Так почему же теперь, когда он на нее смотрит, ей так не по себе?
— Ладно. Пожалуй, чтобы ты не изводил Габи, стоит кое-что тебе разъяснить. Она в меня влюбилась. Должно быть, это как-то связано с той изоляцией. Ведь я оказалась первой, кого она увидела, — и у нее мигом развилась навязчивая идея. Думаю, со временам она от нее избавится — ведь никакой существенной гомосексуальности за ней раньше не наблюдалось. Как, впрочем, и гетеросексуальности.
— Она скрывала, — предположил Джин.
— Какой нынче год? 1950-й? Удивляешь ты меня, Джин. Да и что можно скрыть от тестов НАСА? Да, у нее был гомосексуальный опыт, не сомневайся. И у меня. И у тебя, кстати. Я читала твое досье. Хочешь, скажу, сколько тебе тогда было лет?
— Я тогда совсем щенком был. Но суть в том, что я подозревал это, когда мы трахались. Ноль эмоций, врубаешься? Держу пари, что когда вы с ней за это беретесь, все по-другому.
— Мы не… — Сирокко осеклась, недоумевая, как же она позволила так далеко себя завести. — Разговор окончен. Я не желаю это обсуждать. Да и Габи уже возвращается.
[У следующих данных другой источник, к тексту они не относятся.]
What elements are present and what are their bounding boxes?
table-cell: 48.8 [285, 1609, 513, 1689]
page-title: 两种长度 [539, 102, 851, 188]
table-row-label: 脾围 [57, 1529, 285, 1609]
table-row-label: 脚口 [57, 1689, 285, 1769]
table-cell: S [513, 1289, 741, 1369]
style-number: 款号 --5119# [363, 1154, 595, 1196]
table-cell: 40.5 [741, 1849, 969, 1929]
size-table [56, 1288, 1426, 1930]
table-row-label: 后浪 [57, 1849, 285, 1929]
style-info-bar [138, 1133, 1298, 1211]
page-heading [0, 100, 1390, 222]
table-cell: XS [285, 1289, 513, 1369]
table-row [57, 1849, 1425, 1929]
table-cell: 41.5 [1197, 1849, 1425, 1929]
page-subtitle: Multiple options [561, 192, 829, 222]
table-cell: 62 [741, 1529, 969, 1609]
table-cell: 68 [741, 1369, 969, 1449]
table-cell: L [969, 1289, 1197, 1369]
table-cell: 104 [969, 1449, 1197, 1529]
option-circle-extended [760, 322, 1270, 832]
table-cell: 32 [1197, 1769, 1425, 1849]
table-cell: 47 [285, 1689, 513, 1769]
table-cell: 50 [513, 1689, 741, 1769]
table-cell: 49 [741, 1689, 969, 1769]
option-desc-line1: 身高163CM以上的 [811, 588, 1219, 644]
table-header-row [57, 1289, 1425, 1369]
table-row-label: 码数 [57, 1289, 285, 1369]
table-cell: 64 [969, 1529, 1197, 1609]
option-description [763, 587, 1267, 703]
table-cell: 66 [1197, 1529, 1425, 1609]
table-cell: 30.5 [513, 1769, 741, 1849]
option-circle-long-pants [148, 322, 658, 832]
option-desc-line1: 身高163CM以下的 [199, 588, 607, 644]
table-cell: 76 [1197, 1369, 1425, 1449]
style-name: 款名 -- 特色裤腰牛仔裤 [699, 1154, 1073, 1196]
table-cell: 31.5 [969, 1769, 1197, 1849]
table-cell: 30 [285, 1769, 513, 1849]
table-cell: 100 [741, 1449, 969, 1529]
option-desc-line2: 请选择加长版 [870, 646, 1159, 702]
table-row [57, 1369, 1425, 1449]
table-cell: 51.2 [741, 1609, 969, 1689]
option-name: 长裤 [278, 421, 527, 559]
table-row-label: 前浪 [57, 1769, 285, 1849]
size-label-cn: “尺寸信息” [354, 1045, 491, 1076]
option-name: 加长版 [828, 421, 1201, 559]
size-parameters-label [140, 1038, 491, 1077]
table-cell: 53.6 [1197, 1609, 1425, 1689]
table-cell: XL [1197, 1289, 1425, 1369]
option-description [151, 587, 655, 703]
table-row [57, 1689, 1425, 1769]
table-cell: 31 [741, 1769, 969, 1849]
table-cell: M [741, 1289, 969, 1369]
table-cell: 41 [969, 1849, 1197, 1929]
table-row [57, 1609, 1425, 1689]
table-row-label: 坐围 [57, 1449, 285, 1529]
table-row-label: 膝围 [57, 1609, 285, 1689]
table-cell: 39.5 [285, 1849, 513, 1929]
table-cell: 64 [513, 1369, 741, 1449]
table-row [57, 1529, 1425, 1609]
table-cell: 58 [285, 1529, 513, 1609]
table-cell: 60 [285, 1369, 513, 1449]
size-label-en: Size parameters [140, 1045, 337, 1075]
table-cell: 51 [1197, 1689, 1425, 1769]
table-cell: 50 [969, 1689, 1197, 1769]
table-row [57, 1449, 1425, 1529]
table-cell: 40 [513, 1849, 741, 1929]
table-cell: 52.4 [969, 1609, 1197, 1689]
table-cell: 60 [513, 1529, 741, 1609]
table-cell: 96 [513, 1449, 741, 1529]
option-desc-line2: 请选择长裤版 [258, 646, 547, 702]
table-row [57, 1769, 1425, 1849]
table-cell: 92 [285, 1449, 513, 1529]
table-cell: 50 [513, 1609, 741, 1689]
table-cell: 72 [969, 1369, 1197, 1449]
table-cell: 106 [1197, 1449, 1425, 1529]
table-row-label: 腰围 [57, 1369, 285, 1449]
Подойдя к костру, Габи швырнула Сирокко под бок целую сетку фруктов. Потом присела на корточки и внимательно посмотрела на своих спутников. На Джина, на Сирокко, снова на Джина. Затем встала и оделась.
— У меня правда уши горят — или мне только кажется?
Ни Джин, ни Сирокко ей не ответили, и Габи вздохнула.
— Опять двадцать пять. Кажется, я почти готова согласиться с теми, кто говорит, что от мужчин в космосе толку меньше, чем вреда.
* * *Пятый день окончательно завел их в ночь. Теперь оставался только призрачный свет от дневных областей, что кривились по обе стороны. Немного — но все же достаточно.
Склон стал заметно круче, а слой почвы на нем — тоньше. Часто путники шли прямо по теплым обнаженным жилам, где, кстати, и ноги не так соскальзывали. Теперь они стали привязываться друг к другу веревками и всегда следили, чтобы двое висели, пока один карабкается.
Растительная жизнь Геи не сдавалась даже здесь. Мощные деревья пускали вдоль троса свои корни, меньшие побеги которых упорно вгрызались и цеплялись за малейшие неровности. Неимоверные усилия борьбы за жизнь в столь неприветливом окружении лишали деревья всякой привлекательности. Изможденные и одинокие, со светящимися полупрозрачными стволами, они скупо развешивали свою листву, подобную какой-то мимолетной, призрачной пелене. Корнями их кое-где можно было пользоваться как лесенками.